Ashdown 'to fight on as Lib Dem leader'
Monday 24 July 1995
A spokesman for Mr Ashdown rejected as "absolute nonsense" a report that he was planning to stand down from the party's leadership if Labour won a convincing victory at the general election.
One of his lieutenants, Menzies Campbell, described the report in the Sunday Telegraph as the first sign of the summer "silly season" which followed the recess of Parliament. "Paddy Ashdown will lead the Liberal Democrats for as long as he wants," he said on BBC1's Breakfast with Frost programme.
Rumblings of discontent among MPs about his leadership were reported in the Independent earlier this month. There is no threat of a challenge, but Mr Ashdown, 54, is the oldest of the leaders and is said by his colleagues to be "desperate" to lift his party's standing in the opinion polls.
This Thursday's poll in Littleborough and Saddleworth is crucial to his leadership strategy, but his party's chances of holding on to their lead were not helped by the Tory campaign manager, Nigel Evans.
Mr Evans, a Tory MP, confirmed an opinion poll in the Independent on Saturday showing that Labour had cut the Liberal Democrats' lead.

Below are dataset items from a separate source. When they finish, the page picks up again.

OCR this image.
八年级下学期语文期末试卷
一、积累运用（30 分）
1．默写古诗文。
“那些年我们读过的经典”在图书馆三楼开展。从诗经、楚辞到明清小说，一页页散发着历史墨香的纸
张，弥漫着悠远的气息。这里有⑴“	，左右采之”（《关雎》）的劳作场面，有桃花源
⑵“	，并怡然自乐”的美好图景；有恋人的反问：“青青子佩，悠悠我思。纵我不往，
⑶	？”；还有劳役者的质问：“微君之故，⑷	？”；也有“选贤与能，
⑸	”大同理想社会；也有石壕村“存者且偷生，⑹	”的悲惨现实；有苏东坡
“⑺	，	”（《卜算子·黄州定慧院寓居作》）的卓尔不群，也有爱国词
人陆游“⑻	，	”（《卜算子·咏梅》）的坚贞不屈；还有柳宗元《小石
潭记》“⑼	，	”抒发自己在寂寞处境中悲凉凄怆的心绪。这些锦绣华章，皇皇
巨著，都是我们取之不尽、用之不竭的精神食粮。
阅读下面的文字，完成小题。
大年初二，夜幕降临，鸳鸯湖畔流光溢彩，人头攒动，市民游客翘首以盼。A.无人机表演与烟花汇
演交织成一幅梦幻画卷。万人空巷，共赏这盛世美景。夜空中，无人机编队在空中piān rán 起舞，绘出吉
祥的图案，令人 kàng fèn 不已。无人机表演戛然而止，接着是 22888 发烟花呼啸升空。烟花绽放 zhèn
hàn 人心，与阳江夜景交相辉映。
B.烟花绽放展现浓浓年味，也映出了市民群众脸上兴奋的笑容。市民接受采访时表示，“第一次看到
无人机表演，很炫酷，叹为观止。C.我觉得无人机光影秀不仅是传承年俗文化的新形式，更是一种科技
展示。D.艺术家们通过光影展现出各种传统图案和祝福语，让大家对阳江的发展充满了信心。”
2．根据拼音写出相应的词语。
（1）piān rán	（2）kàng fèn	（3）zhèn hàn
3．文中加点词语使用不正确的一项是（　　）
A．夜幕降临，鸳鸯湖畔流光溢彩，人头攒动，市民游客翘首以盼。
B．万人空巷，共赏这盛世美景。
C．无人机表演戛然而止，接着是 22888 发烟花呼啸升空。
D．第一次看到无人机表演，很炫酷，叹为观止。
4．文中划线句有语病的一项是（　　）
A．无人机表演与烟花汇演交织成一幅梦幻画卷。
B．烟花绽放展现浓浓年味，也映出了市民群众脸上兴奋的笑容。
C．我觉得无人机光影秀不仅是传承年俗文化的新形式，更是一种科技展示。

"The Labour Party certainly is doing better than anyone anticipated," said Mr Evans.
"We have seen on the streets a lot of former Liberal Democrats switching to the Labour Party."
Mr Evans' remarks added fuel to Labour's late charge for the seat amid recriminations between Labour and the Liberal Democrats over "dirty" campaigns.
Mr Campbell accused Peter Mandelson, the MP running Labour's day-to-day by-election campaign, of "deliberate misrepresentation" over the support by Chris Davies, the Liberal Democrat candidate, for liberalising the laws against the use of cannabis.
Mr Mandelson was unabashed. He said: "We have been the underdogs in the campaign and we have fought very hard indeed. The challenge to the Liberal Democrats has considerably rattled them."
Mr Campbell condemned Labour's campaign as "tabloid politics - no different in principle from the kind of thing Neil Kinnock suffered at the hands of the tabloid press."
And he added: "A number of Labour voters have complained ... It is a long way from the kind of new politics we were promised when Mr Blair became leader of the Labour Party."
The Liberal Democrats have counter-attacked, accusing Labour's candidate, Phil Woolas, of nursing left-wing tendencies for once advising students to use firebombs and for lying about living in the constituency.
Mr Evans, from the safety of the Tory camp, said Labour had plunged their campaign into the gutter and that the Liberal Democrats had followed them into it.
"It is the dirtiest campaign I have seen these two parties wage," he said.